Murfreesboro takes steps for future infrastructure improvements
Published 4:31 pm Friday, September 29, 2023
MURFREESBORO – Infrastructure improvements were the main topic of discussion at Murfreesboro’s town council meeting on Sept. 13. The council approved four resolutions as a step forward in the attempt to secure funding for a variety of future projects.
The first was a resolution for a 10-year water and wastewater capital improvement plan, which will serve as a guideline for what needs to be addressed over the next decade to keep both systems in good health.
According to the document, the plan includes replacing water lines throughout the town, replacing approximately 1,300 water meters, several lift station rehabilitations, two phases of sewer rehabilitation, and more.
Mayor Hal Thomas stated that having a capital improvement plan will be helpful when applying for future grant funding.
Council member David Brown noted that small towns often do not have the money to make the necessary but costly repairs, but also said that Murfreesboro has made progress on infrastructure improvements the past few years.
“If you kick the can down the road, sooner or later, you hit the wall. And that’s where we’re at,” he summarized.
The other three resolutions were specific projects that the town intends to apply for state grant and/or loan assistance. Those projects include townwide lift station improvements, system water valve replacement, and Main Street & Third Street water line replacement.
Mayor Thomas explained that the town has 17 lift stations – a mechanical device that helps keep the wastewater system flowing – and many are old and worn out. Town Administrator Carolyn Brown added that they want to replace as many as possible, and make repairs to the rest.

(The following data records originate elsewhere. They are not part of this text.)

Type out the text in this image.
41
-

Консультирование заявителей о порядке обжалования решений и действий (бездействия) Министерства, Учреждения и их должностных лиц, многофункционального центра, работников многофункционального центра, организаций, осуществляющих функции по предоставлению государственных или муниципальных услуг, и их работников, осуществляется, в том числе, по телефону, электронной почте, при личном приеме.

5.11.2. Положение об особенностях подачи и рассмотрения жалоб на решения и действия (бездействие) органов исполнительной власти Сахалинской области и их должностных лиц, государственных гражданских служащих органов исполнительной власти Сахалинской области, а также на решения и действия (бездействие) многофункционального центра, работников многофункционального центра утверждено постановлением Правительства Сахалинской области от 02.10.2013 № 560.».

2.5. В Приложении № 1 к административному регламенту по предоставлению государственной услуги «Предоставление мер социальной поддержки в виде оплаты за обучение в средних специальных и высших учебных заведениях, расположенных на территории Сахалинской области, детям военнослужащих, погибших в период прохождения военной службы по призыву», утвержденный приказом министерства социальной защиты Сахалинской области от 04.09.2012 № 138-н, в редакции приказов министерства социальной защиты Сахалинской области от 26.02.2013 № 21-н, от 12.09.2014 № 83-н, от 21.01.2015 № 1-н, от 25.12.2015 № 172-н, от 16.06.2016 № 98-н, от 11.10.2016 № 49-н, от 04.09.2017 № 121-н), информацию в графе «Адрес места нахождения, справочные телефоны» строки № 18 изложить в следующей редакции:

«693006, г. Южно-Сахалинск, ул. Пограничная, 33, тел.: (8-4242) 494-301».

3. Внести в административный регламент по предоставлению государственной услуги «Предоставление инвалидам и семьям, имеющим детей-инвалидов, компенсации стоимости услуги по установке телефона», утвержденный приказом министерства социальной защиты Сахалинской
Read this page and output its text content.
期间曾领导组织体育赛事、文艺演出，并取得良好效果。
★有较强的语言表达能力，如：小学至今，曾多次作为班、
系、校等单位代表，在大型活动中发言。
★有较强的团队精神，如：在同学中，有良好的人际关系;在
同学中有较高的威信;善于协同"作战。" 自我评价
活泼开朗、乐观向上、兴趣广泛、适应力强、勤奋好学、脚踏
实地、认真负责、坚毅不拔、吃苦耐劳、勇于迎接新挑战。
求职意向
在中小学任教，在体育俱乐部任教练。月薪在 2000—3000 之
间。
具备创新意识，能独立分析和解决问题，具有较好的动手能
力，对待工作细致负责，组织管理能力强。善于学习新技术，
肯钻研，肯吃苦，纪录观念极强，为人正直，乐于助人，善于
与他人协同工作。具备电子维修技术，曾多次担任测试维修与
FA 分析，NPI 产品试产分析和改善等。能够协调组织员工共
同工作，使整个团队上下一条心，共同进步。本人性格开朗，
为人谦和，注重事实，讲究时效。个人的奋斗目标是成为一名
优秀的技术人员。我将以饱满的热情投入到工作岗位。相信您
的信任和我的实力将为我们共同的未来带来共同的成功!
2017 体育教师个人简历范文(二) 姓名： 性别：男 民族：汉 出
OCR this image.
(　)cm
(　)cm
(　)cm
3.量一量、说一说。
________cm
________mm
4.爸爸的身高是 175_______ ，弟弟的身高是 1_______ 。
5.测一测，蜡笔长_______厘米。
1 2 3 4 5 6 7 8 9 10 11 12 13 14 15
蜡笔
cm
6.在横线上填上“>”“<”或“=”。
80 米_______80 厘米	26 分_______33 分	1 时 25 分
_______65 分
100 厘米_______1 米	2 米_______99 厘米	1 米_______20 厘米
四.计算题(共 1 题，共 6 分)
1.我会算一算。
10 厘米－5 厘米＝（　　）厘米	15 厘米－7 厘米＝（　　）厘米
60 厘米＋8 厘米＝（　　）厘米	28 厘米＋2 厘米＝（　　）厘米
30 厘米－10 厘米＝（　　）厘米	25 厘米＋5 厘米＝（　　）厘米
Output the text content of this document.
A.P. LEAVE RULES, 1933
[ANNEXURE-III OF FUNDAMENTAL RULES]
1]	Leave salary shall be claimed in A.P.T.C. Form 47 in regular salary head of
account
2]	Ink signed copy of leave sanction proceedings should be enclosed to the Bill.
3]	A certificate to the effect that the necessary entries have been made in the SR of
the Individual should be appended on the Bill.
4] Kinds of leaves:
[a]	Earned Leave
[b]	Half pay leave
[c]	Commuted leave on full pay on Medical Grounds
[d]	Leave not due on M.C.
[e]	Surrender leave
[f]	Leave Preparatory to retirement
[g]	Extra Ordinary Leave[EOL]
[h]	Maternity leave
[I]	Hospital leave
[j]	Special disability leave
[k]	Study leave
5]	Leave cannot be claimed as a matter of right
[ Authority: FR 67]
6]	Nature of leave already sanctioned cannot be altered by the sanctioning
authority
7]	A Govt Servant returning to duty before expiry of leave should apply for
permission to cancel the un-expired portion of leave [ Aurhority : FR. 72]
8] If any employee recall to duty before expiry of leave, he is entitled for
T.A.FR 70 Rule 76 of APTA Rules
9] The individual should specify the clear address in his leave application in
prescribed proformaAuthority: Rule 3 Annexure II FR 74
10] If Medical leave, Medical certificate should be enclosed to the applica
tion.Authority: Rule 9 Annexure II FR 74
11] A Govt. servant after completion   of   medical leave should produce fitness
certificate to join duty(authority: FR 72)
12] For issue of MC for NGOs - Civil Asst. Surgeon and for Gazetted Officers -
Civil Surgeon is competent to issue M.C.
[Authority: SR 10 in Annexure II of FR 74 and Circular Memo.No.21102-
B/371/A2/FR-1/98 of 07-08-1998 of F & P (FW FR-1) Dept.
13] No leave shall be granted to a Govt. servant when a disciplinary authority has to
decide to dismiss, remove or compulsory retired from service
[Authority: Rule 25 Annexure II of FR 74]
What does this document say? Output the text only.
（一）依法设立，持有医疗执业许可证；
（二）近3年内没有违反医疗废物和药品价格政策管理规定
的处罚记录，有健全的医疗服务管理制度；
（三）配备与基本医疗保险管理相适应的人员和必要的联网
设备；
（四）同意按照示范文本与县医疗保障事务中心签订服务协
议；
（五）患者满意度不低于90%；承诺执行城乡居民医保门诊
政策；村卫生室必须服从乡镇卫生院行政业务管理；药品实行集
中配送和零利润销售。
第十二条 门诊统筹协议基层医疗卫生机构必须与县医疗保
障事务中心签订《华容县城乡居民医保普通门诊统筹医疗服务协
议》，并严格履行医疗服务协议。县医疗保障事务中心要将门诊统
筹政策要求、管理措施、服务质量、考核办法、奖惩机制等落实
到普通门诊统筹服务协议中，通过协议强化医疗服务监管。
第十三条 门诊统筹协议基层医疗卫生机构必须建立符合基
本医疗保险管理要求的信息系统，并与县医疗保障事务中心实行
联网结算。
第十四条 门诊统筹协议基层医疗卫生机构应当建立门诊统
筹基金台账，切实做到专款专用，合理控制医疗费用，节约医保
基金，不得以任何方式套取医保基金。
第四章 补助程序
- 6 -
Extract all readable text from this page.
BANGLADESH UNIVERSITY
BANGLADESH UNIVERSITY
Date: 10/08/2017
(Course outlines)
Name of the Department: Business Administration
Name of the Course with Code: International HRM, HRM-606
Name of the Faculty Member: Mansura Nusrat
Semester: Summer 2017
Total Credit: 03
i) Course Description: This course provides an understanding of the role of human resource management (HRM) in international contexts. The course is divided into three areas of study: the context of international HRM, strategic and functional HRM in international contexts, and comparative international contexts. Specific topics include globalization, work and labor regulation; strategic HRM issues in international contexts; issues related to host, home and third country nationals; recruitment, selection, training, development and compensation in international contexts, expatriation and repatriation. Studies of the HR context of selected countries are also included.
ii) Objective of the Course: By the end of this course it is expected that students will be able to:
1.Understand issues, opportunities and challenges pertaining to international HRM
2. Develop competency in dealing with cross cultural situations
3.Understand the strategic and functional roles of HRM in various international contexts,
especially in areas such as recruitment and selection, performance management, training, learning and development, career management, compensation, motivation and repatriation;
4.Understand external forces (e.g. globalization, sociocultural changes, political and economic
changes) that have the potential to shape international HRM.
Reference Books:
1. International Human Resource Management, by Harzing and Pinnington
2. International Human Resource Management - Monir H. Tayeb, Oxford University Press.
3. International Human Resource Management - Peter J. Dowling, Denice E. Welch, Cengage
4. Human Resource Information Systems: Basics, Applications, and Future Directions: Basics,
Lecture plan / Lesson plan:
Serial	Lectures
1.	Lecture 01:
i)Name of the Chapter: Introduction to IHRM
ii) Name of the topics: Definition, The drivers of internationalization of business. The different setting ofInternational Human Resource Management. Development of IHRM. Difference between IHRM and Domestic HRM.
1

For the water line replacement project, C. Brown noted that the town had previously been denied state funding, so they’re going to try once more to apply for assistance.
She then also explained the need for the water system’s valve replacement. With newer, better-functioning valves, she said it should be easier to shut off only one section of the system when necessary, instead of the whole town.
Council member Jay Revelle noted that the projects cost several million dollars, and the town’s annual Water and Sewer (Enterprise) budget is only around $1.6 million, which is why they continue to seek funding for assistance.
With four separate votes, the council approved all the resolutions. Council member James Futrell was unable to attend the meeting.